Big Data. This phrase has been lumped in with the marketing buzz-words of 2015. But don’t hastily overlook the big business implications of big data in your association.
Our partner tableau released a white paper this year about the Top 8 Big Data Trends in 2016 (I encourage you to download it!) which includes the move from SQL queries, the need to prep common end-users for data discovery, and how big data is getting faster. But what about 2017, 2018, and beyond?
Predict the Future
Your member data is far more powerful and valuable than you may think. With the power of large data sets, associations can start to track their member data across time and tease out member behaviour and trends. With the new analytical power coming from your common AMS or analytics system, membership managers now have the key to accurately predict the future of revenue, growth, and the ability to side-step issues before they arise.

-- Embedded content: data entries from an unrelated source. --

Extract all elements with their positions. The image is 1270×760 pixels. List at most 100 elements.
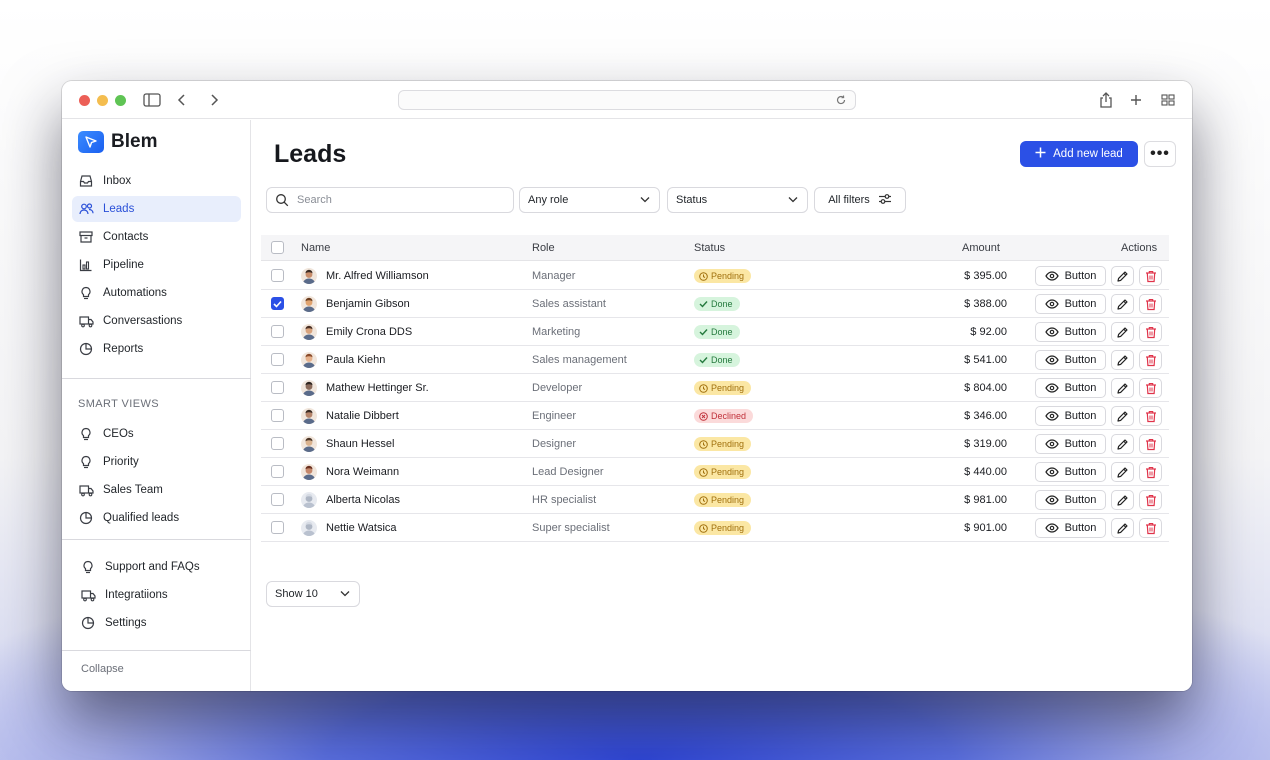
view-button[interactable]: Button [1035, 322, 1106, 342]
search-input[interactable]: Search [266, 187, 514, 213]
sidebar-item-inbox[interactable]: Inbox [72, 168, 241, 194]
lead-name[interactable]: Benjamin Gibson [326, 298, 410, 310]
sidebar-item-ceos[interactable]: CEOs [72, 421, 241, 447]
close-window-button[interactable] [79, 95, 90, 106]
delete-button[interactable] [1139, 406, 1162, 426]
column-header-name[interactable]: Name [301, 242, 331, 254]
sidebar-item-sales-team[interactable]: Sales Team [72, 477, 241, 503]
lead-name[interactable]: Paula Kiehn [326, 354, 386, 366]
brand[interactable]: Blem [78, 131, 157, 153]
status-select[interactable]: Status [667, 187, 808, 213]
more-options-button[interactable]: ••• [1144, 141, 1176, 167]
edit-button[interactable] [1111, 462, 1134, 482]
role-select[interactable]: Any role [519, 187, 660, 213]
view-button[interactable]: Button [1035, 266, 1106, 286]
column-header-amount[interactable]: Amount [962, 242, 1000, 254]
view-button[interactable]: Button [1035, 350, 1106, 370]
row-checkbox[interactable] [271, 409, 284, 422]
view-button[interactable]: Button [1035, 406, 1106, 426]
sidebar-item-leads[interactable]: Leads [72, 196, 241, 222]
row-checkbox[interactable] [271, 269, 284, 282]
view-button[interactable]: Button [1035, 294, 1106, 314]
table-row[interactable]: Nora Weimann Lead Designer Pending $ 440.00… [261, 458, 1169, 486]
reload-icon[interactable] [835, 93, 849, 107]
lead-name[interactable]: Mathew Hettinger Sr. [326, 382, 429, 394]
table-row[interactable]: Shaun Hessel Designer Pending $ 319.00 Butto… [261, 430, 1169, 458]
row-checkbox[interactable] [271, 297, 284, 310]
sidebar-item-pipeline[interactable]: Pipeline [72, 252, 241, 278]
edit-button[interactable] [1111, 350, 1134, 370]
view-button[interactable]: Button [1035, 462, 1106, 482]
edit-button[interactable] [1111, 490, 1134, 510]
table-row[interactable]: Alberta Nicolas HR specialist Pending $ 981… [261, 486, 1169, 514]
lead-name[interactable]: Nettie Watsica [326, 522, 397, 534]
edit-button[interactable] [1111, 322, 1134, 342]
row-checkbox[interactable] [271, 493, 284, 506]
lead-name[interactable]: Emily Crona DDS [326, 326, 413, 338]
lead-name[interactable]: Shaun Hessel [326, 438, 395, 450]
view-button[interactable]: Button [1035, 518, 1106, 538]
edit-button[interactable] [1111, 294, 1134, 314]
row-checkbox[interactable] [271, 381, 284, 394]
table-row[interactable]: Benjamin Gibson Sales assistant Done $ 388.… [261, 290, 1169, 318]
lead-name[interactable]: Nora Weimann [326, 466, 400, 478]
delete-button[interactable] [1139, 462, 1162, 482]
delete-button[interactable] [1139, 322, 1162, 342]
sidebar-item-priority[interactable]: Priority [72, 449, 241, 475]
minimize-window-button[interactable] [97, 95, 108, 106]
lead-name[interactable]: Mr. Alfred Williamson [326, 270, 429, 282]
view-button[interactable]: Button [1035, 434, 1106, 454]
table-row[interactable]: Mathew Hettinger Sr. Developer Pending $ 80… [261, 374, 1169, 402]
column-header-status[interactable]: Status [694, 242, 726, 254]
pie-icon [78, 341, 94, 357]
address-bar[interactable] [398, 90, 856, 110]
edit-button[interactable] [1111, 406, 1134, 426]
delete-button[interactable] [1139, 350, 1162, 370]
new-tab-icon[interactable] [1126, 91, 1146, 109]
add-new-lead-button[interactable]: Add new lead [1020, 141, 1138, 167]
table-row[interactable]: Nettie Watsica Super specialist Pending $ 9… [261, 514, 1169, 542]
sidebar-item-automations[interactable]: Automations [72, 280, 241, 306]
edit-button[interactable] [1111, 378, 1134, 398]
sidebar-item-conversations[interactable]: Conversastions [72, 308, 241, 334]
sidebar-item-reports[interactable]: Reports [72, 336, 241, 362]
delete-button[interactable] [1139, 266, 1162, 286]
edit-button[interactable] [1111, 518, 1134, 538]
all-filters-button[interactable]: All filters [814, 187, 906, 213]
delete-button[interactable] [1139, 378, 1162, 398]
row-checkbox[interactable] [271, 465, 284, 478]
delete-button[interactable] [1139, 518, 1162, 538]
delete-button[interactable] [1139, 490, 1162, 510]
column-header-role[interactable]: Role [532, 242, 555, 254]
select-all-checkbox[interactable] [271, 241, 284, 254]
table-row[interactable]: Mr. Alfred Williamson Manager Pending $ 395… [261, 262, 1169, 290]
sidebar-item-contacts[interactable]: Contacts [72, 224, 241, 250]
lead-name[interactable]: Alberta Nicolas [326, 494, 400, 506]
edit-button[interactable] [1111, 266, 1134, 286]
sidebar-item-qualified-leads[interactable]: Qualified leads [72, 505, 241, 531]
row-checkbox[interactable] [271, 437, 284, 450]
page-size-select[interactable]: Show 10 [266, 581, 360, 607]
row-checkbox[interactable] [271, 325, 284, 338]
sidebar-item-support[interactable]: Support and FAQs [74, 554, 243, 580]
sidebar-item-settings[interactable]: Settings [74, 610, 243, 636]
delete-button[interactable] [1139, 294, 1162, 314]
table-row[interactable]: Emily Crona DDS Marketing Done $ 92.00 Butto… [261, 318, 1169, 346]
back-icon[interactable] [172, 91, 192, 109]
view-button[interactable]: Button [1035, 490, 1106, 510]
delete-button[interactable] [1139, 434, 1162, 454]
sidebar-toggle-icon[interactable] [142, 91, 162, 109]
tab-overview-icon[interactable] [1158, 91, 1178, 109]
row-checkbox[interactable] [271, 353, 284, 366]
view-button[interactable]: Button [1035, 378, 1106, 398]
collapse-button[interactable]: Collapse [81, 663, 124, 675]
row-checkbox[interactable] [271, 521, 284, 534]
sidebar-item-integrations[interactable]: Integratiions [74, 582, 243, 608]
table-row[interactable]: Paula Kiehn Sales management Done $ 541.00 B… [261, 346, 1169, 374]
maximize-window-button[interactable] [115, 95, 126, 106]
edit-button[interactable] [1111, 434, 1134, 454]
share-icon[interactable] [1096, 91, 1116, 109]
forward-icon[interactable] [204, 91, 224, 109]
lead-name[interactable]: Natalie Dibbert [326, 410, 399, 422]
table-row[interactable]: Natalie Dibbert Engineer Declined $ 346.00 B… [261, 402, 1169, 430]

New Job Role: Chief Data Officer
Once you realise the value of data, you’re going to want to put a professional in charge of capturing, monitoring, and reading it. The Chief Data Officer (and his or her staff) will commit themselves to communicating data like a story. Have the CDO monitor your member interactions across your website, database, and face-to-face events to paint a real-time picture of your constituents.
You can also use data you already have to measure member engagement as it relates to your strategic goals. Check out how protect your association’s data through Aptify cloud hosting.
Big Data for a Big Life
Big data is going to start weaving its way into everything that we do, not just at work. Check out this video from Teradata describing the user experience of lifestyle items lead by data.
We see Google do this daily. Google aggregates all the data it collects about you from various searches, emails, and purchases and creates a web experience tailored for you. This experience is so subtle, a lot of people don’t even realise it’s happening. Now extend this to your phone, your car, or your travel experiences and you can see the power of data driving personal experiences in your everyday life.